INTERNATIONAL – Following the Houthi attack on Saturday on Saudi Aramco’s crude-oil processing facility, Secretary of State Mike Pompeo made an obvious and necessary point: Blame Iran.
It is obvious because the Houthi rebels in Yemen lack the drones, missiles or expertise to attack infrastructure inside Saudi Arabia. In 2018, a United Nations panel of experts on Yemen examined the debris of missiles fired from Houthi-controlled areas of Yemen into Saudi Arabia and concluded there was high probability the weapons were shipped in components from Iran. As one Hezbollah commander told two George Washington University analysts in 2016: “Who do you think fires Tochka missiles into Saudi Arabia? It’s not the Houthis in their sandals, it’s us.” Hezbollah, of course, is a subsidiary of Iran’s Revolutionary Guard Corps.
Pompeo’s response is necessary because, historically, Iran pretends to seek peace as it makes war. This is why it sent Foreign Minister Javad Zarif to France last month to plead with the world’s great economic powers as it escalated its proxy war against Saudi Arabia. Iranian diplomacy depends on its adversaries treating the aggression of its proxies as distinct from its statecraft.

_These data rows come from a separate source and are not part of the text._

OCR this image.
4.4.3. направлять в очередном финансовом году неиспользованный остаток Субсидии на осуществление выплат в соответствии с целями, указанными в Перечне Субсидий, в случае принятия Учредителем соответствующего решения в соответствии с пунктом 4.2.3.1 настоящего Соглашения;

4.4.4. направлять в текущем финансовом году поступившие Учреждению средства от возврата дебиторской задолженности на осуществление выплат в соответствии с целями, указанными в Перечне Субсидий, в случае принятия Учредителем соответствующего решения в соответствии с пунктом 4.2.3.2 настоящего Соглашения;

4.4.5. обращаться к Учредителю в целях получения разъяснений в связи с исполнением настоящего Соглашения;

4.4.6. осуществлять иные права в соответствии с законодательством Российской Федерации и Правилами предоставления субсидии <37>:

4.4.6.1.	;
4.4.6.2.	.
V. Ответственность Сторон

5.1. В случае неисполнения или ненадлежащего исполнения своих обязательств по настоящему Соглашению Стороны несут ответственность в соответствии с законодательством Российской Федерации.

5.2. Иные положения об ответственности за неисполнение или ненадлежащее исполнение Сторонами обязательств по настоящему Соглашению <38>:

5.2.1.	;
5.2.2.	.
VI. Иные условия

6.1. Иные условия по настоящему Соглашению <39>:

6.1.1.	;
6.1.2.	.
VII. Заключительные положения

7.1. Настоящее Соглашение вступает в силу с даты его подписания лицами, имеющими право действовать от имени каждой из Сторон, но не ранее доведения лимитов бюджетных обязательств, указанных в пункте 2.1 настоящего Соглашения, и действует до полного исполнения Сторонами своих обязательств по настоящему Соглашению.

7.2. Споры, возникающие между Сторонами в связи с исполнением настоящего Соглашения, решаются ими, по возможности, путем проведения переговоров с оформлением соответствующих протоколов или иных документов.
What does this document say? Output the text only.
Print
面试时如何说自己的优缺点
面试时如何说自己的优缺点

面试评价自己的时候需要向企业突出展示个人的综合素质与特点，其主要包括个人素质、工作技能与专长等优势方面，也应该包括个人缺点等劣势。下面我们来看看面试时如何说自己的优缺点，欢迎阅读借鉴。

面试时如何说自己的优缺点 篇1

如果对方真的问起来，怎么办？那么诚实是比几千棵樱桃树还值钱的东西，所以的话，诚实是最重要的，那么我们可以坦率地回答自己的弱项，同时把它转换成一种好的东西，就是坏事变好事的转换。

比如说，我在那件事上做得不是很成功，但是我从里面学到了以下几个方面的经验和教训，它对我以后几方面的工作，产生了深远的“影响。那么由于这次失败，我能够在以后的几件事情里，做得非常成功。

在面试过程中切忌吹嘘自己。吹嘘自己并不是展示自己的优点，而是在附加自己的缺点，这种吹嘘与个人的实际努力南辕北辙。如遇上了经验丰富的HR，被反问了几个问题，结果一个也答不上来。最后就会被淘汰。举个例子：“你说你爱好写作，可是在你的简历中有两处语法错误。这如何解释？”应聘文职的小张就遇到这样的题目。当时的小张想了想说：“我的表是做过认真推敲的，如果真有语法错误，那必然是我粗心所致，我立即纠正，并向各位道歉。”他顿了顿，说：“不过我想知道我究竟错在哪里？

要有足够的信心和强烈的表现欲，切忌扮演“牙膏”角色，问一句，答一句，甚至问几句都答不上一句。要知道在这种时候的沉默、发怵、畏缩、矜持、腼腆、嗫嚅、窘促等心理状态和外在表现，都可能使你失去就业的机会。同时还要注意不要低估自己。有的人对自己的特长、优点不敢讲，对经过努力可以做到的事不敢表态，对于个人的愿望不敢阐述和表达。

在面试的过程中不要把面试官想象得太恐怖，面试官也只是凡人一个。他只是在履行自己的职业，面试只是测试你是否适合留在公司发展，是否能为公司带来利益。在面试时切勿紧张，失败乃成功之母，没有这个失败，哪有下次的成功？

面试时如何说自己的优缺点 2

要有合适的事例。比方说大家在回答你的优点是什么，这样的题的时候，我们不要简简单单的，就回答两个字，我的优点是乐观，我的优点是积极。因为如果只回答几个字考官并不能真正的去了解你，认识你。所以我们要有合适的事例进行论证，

What is surprising is that Pompeo’s remarks have already drawn fire from leading Democrats. Even Senator Chris Murphy’s more nuanced view (or at least as much nuance as is possible in a tweet) gets the big picture wrong — and it’s worth dwelling on why.
Murphy starts by lamenting the secretary’s “irresponsible simplification” of “Houthis=Iran.” He is smart enough to acknowledge that Iran “is backing the Houthis and has been a bad actor.” He then strikes a note of naivete. “The Saudis and Houthis are at war,” he tweeted. “The Saudis attack the Houthis and the Houthis attack back.”